Our Projects

Research methods in vulnerability is a project funded by the British Academy and CIFAR, seeking to find alternative, anti-racist, feminist, indigenous and decolonising approaches to how we research understandings and experiences of in/security through the interdisciplinary knowledge sharing of methodologies in this field.

This project sits alongside the Vulnerability Studies Network, another British Academy and CIFAR funded project bringing together early career women scholars, researchers, and practitioners from different fields of study and studying different national contexts to stage collaborative discussions about the ways in which the concept of vulnerability as it relates to in/security is mobilised in different fields of expertise.

The study of vulnerability and in/security is an emergent, flexible, and multidisciplinary field. It draws on and is used in a wide range of subject areas including geography, economics, environmental studies, law, criminology, politics, public health, psychology, social justice, and sociology. It is predominantly used as a term to denote weakness of susceptibility to harm and is often used in conjunction with work in development, environmental and disaster studies with the aim of reducing risk and improving resilience.
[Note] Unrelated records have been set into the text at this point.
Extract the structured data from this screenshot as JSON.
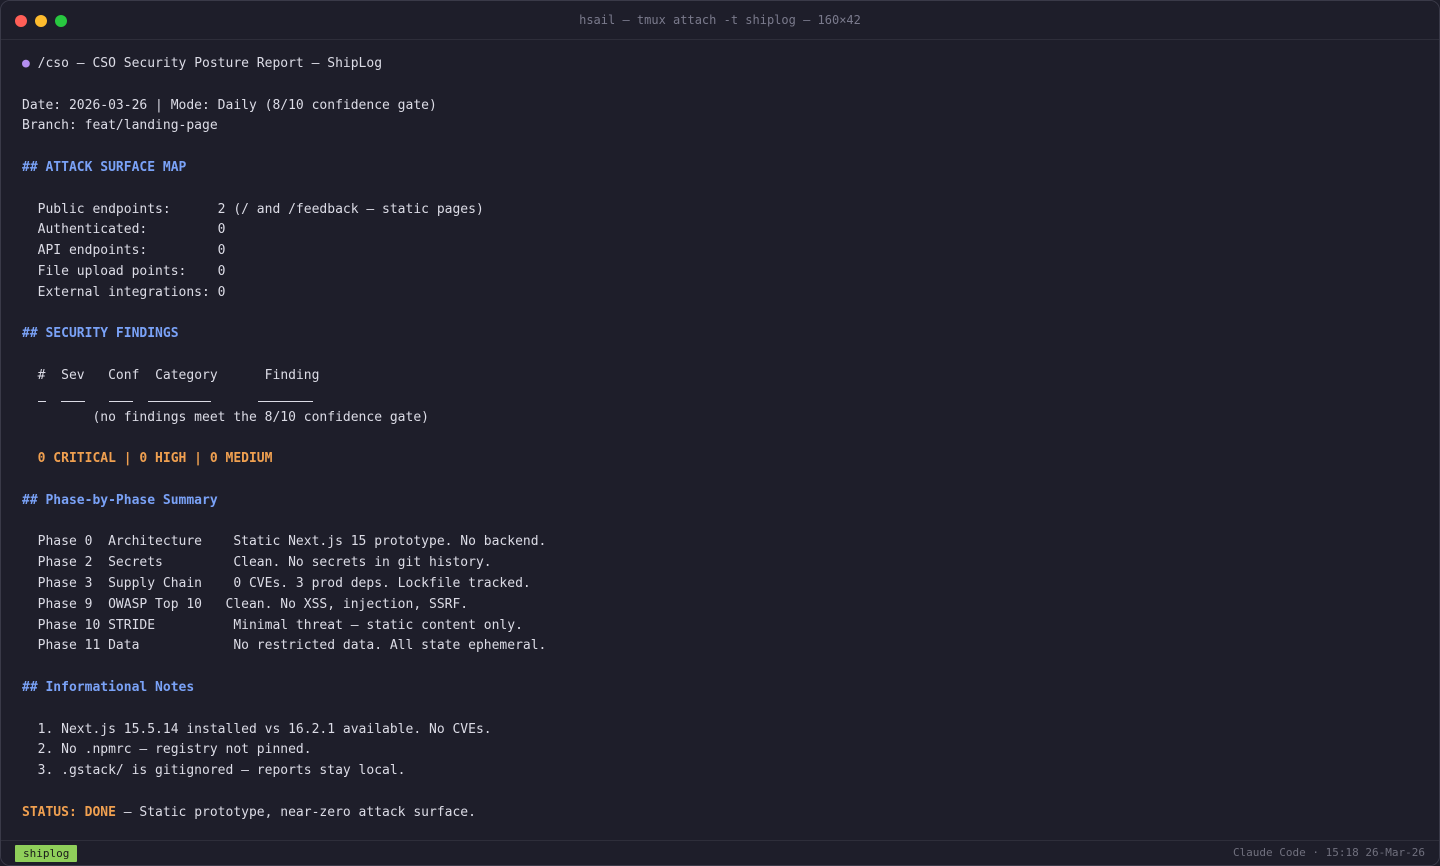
{
  "window": {
    "title": "hsail — tmux attach -t shiplog — 160×42"
  },
  "report": {
    "bullet": "●",
    "command_line": " /cso — CSO Security Posture Report — ShipLog",
    "date_line": "Date: 2026-03-26 | Mode: Daily (8/10 confidence gate)",
    "branch_line": "Branch: feat/landing-page",
    "attack_header": "## ATTACK SURFACE MAP",
    "attack_rows": [
      "  Public endpoints:      2 (/ and /feedback — static pages)",
      "  Authenticated:         0",
      "  API endpoints:         0",
      "  File upload points:    0",
      "  External integrations: 0"
    ],
    "findings_header": "## SECURITY FINDINGS",
    "findings_columns": {
      "num": "#",
      "sev": "Sev",
      "conf": "Conf",
      "category": "Category",
      "finding": "Finding"
    },
    "findings_empty": "         (no findings meet the 8/10 confidence gate)",
    "severity_summary": "  0 CRITICAL | 0 HIGH | 0 MEDIUM",
    "phase_header": "## Phase-by-Phase Summary",
    "phase_rows": [
      "  Phase 0  Architecture    Static Next.js 15 prototype. No backend.",
      "  Phase 2  Secrets         Clean. No secrets in git history.",
      "  Phase 3  Supply Chain    0 CVEs. 3 prod deps. Lockfile tracked.",
      "  Phase 9  OWASP Top 10   Clean. No XSS, injection, SSRF.",
      "  Phase 10 STRIDE          Minimal threat — static content only.",
      "  Phase 11 Data            No restricted data. All state ephemeral."
    ],
    "notes_header": "## Informational Notes",
    "notes": [
      "  1. Next.js 15.5.14 installed vs 16.2.1 available. No CVEs.",
      "  2. No .npmrc — registry not pinned.",
      "  3. .gstack/ is gitignored — reports stay local."
    ],
    "status_label": "STATUS: DONE",
    "status_text": " — Static prototype, near-zero attack surface."
  },
  "statusbar": {
    "session_tag": "shiplog",
    "right_text": "Claude Code · 15:18 26-Mar-26"
  },
  "colors": {
    "background": "#1e1e2a",
    "text": "#dcdce6",
    "heading": "#7aa2f7",
    "warning": "#f0a050",
    "session_tag": "#8fcf5a",
    "bullet": "#b48ef0"
  }
}
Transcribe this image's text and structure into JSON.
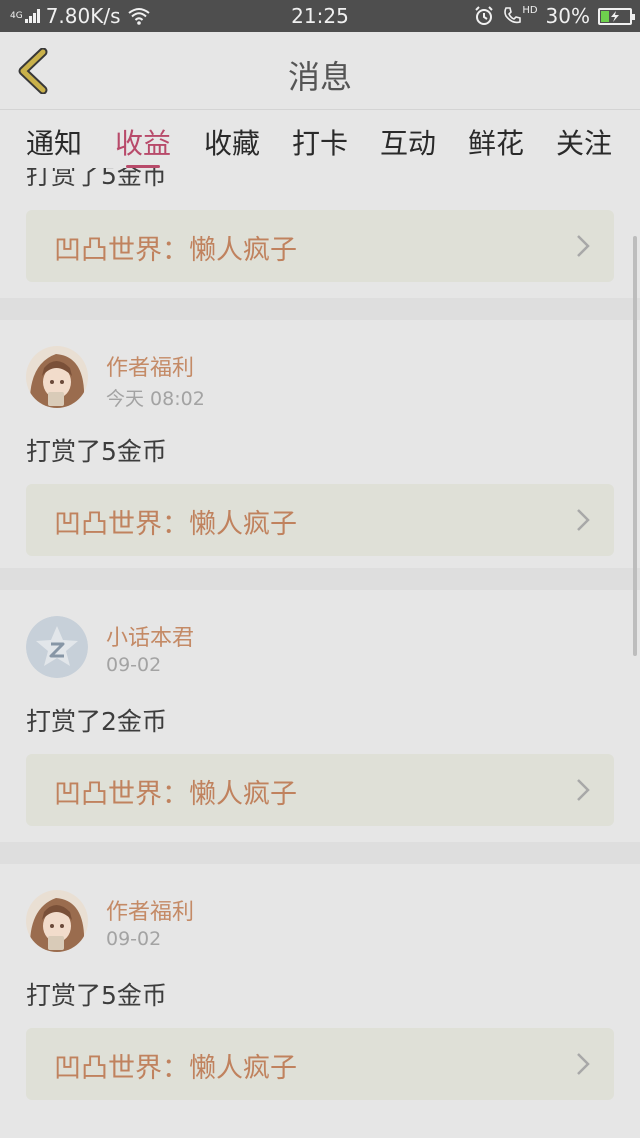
{
  "status_bar": {
    "network_type": "4G",
    "speed": "7.80K/s",
    "time": "21:25",
    "hd_label": "HD",
    "battery": "30%",
    "battery_level": 0.3
  },
  "header": {
    "title": "消息",
    "back_icon": "chevron-left-icon"
  },
  "tabs": [
    "通知",
    "收益",
    "收藏",
    "打卡",
    "互动",
    "鲜花",
    "关注"
  ],
  "active_tab": "收益",
  "colors": {
    "accent": "#b84a6a",
    "author": "#c48a66",
    "book_title": "#c0825e",
    "battery_fill": "#6ed04d"
  },
  "items": [
    {
      "reward": "打赏了5金币",
      "book": "凹凸世界：懒人疯子"
    },
    {
      "author": "作者福利",
      "time": "今天 08:02",
      "reward": "打赏了5金币",
      "book": "凹凸世界：懒人疯子",
      "avatar": "anime-girl-avatar"
    },
    {
      "author": "小话本君",
      "time": "09-02",
      "reward": "打赏了2金币",
      "book": "凹凸世界：懒人疯子",
      "avatar": "star-z-avatar"
    },
    {
      "author": "作者福利",
      "time": "09-02",
      "reward": "打赏了5金币",
      "book": "凹凸世界：懒人疯子",
      "avatar": "anime-girl-avatar"
    }
  ]
}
However, vulnerability is often overlooked in public policies and international relations.

The Vulnerability Studies Network seeks to answer the following questions:

  1. How is vulnerability mobilised as a concept in different disciplinary contexts?
  2. What are the processes (political, legal, civic, social) by which vulnerability and insecurity are ‘assessed’, ‘measured’ and ‘distributed’?
  3. How might individual and collective vulnerability and insecurity open up spaces for resistance, empowerment, and solidarity?